ITU Releases a Single WCIT Document, Call Themselves Transparent
In my last update on WCIT, I noted that due to pressure generated by WCITLeaks, the Secretary-General of the ITU promised to make a recommendation to the ITU’s Council to open up access to WCIT preparatory documents. Here is what has happened since then:
Secretary-General Touré indeed made his recommendation to the Council.
The Council responded by releasing a single document, TD-64, which has already been on WCITLeaks for weeks. Indeed, it was the first document we posted.
The ITU issued a press release declaring this to be a “landmark decision.”
As I told Talking Points Memo, I am not impressed by the ITU’s landmark decision.

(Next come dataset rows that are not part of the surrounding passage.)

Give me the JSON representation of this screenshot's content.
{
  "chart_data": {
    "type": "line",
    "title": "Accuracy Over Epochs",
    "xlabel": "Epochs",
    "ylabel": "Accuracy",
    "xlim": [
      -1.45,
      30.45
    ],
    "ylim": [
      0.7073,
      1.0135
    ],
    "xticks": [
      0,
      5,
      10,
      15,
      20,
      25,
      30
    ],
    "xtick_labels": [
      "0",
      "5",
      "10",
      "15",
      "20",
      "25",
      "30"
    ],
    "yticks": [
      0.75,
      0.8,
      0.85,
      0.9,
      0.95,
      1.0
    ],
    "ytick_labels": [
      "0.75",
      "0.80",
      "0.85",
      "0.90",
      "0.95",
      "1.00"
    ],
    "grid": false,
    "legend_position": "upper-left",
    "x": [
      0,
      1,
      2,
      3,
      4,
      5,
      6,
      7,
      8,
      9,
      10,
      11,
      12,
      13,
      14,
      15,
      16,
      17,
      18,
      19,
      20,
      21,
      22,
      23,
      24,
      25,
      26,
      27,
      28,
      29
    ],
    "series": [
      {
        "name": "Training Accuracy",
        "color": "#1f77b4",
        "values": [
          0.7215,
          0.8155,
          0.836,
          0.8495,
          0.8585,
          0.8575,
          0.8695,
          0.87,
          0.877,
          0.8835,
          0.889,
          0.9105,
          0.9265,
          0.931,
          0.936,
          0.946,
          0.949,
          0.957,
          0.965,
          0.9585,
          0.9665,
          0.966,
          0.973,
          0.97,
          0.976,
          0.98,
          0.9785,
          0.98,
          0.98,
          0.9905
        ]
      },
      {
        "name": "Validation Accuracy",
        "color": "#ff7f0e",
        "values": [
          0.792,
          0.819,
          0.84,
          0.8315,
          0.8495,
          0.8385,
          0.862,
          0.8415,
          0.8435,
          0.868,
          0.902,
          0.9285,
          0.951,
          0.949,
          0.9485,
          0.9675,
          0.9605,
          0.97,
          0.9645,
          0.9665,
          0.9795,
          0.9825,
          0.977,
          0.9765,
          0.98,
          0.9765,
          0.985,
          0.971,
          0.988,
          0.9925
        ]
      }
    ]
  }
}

In fact, I am more convinced than ever that the ITU is too out of touch to be trusted with any role in Internet governance.
Consider these quotes from Secretary-General Touré at May’s WSIS Forum, highlighted by Bill Smith at CircleID:
“The ITU is as transparent as organizations are.”
“The transparency of the ITU is not something that you can question.”
“We don’t really have too much to learn from anybody about multi-stakeholderism because we almost invented it.”
Troubling, no?
If you would like to see first-hand how transparent the ITU is, you can visit its site and download TD-64, the “draft of the future ITRs.” Then go to WCITLeaks.org to read all the other documents it wants to keep from you.